@puzzlet/promptdx v0.1.2
Overview
PromptDX is a declarative, extensible, and composable approach for developing LLM prompts using Markdown and JSX.
PromptDX is designed to enhance the developer experience for applications built with large language models (LLMs). It allows you to open a PromptDX file and clearly see the exact input being sent to the LLM, while still providing the flexibility to abstract away necessary details.

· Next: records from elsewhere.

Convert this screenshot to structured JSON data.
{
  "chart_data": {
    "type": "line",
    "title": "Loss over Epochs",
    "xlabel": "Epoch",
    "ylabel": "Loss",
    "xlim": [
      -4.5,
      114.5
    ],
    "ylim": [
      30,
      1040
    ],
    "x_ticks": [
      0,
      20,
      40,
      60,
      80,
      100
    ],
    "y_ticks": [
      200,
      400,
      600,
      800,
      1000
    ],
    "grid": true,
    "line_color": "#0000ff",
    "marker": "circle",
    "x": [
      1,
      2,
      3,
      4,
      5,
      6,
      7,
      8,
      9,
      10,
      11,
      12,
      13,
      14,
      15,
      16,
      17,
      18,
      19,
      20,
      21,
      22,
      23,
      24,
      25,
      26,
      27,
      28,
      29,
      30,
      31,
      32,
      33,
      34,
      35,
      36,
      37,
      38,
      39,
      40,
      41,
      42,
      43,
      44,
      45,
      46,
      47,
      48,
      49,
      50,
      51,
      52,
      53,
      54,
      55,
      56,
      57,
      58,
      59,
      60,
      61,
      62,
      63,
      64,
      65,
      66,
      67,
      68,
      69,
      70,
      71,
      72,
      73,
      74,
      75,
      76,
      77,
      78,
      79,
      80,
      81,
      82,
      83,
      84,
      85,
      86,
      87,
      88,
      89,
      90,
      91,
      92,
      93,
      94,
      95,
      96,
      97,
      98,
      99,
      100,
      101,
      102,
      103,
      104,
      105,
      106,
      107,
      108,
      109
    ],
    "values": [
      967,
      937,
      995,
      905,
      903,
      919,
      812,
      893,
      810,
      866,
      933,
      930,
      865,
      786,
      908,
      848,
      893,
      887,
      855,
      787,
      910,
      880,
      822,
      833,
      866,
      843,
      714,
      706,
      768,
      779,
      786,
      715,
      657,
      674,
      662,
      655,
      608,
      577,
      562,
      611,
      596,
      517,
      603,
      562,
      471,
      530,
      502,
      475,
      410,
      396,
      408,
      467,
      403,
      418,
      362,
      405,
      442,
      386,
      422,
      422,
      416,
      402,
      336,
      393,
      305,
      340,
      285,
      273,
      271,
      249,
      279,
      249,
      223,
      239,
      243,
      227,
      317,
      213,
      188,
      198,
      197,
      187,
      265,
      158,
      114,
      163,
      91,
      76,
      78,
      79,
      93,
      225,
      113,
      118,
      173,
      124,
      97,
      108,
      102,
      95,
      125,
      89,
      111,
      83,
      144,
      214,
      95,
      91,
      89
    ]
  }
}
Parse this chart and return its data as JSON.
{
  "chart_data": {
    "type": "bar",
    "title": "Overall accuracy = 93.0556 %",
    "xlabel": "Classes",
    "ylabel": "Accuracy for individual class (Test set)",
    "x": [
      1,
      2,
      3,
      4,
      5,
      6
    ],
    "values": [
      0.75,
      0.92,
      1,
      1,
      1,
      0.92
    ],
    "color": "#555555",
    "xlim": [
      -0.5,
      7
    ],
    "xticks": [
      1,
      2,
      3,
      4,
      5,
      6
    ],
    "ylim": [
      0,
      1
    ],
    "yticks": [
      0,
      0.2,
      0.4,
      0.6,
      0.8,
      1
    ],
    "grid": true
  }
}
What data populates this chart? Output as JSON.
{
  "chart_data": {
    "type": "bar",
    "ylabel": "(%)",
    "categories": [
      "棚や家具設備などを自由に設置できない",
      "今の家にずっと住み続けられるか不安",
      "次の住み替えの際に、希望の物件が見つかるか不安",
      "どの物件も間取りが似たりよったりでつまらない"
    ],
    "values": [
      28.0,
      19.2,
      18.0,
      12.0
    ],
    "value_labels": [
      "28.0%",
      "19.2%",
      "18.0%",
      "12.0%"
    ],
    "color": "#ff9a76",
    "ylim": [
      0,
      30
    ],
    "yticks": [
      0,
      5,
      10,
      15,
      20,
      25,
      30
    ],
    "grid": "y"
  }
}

PromptDX is built on top of the templating language, TemplateDX, and inspired by MDX.
Getting Started
Below is a basic example to help you get started with PromptDX:
---
name: basic-prompt
metadata:
model:
name: gpt-4o-mini
test_settings:
props:
num: 3
---
import Instructions from './instructions.mdx';
<System>
You are a math expert
<Instructions outputType="latex" />
</System>
<User>
What's 2 + {props.num}?
</User>
Features
PromptDX supports:
- Markdown
- Components
- Custom models
- Custom filters
- Custom JSX tags
- Loops and Conditional
Read our docs to learn more.
Running PromptDX
You can run PromptDX using one of the following methods:
1. VSCode Extension
Install our VSCode extension to streamline your development process.
2. Webpack Loader
Integrate PromptDX with your webpack workflow using our loader.
3. Node.js
Run PromptDX directly in your Node.js environment. Below is a sample implementation:
import { bundle } from "@puzzlet/templatedx";
import { runInference } from "@puzzlet/promptdx";
const getMdxFile: ContentLoader = async (path: string) => {
const input = fs.readFileSync(path, 'utf-8');
return input;
}
const run = async (path: string) => {
const mdx = await getMdxFile(path);
const bundled = await bundle(mdx, `${basePathToMdxFile}`, getMdxFile);
const props = { name: "Emily" };
const result = await runInference(bundled, myProps);
}
Contributing
We welcome contributions! Please check out our contribution guidelines for more information.
Community
Join our community to collaborate, ask questions, and stay updated:
License
This project is licensed under the MIT License.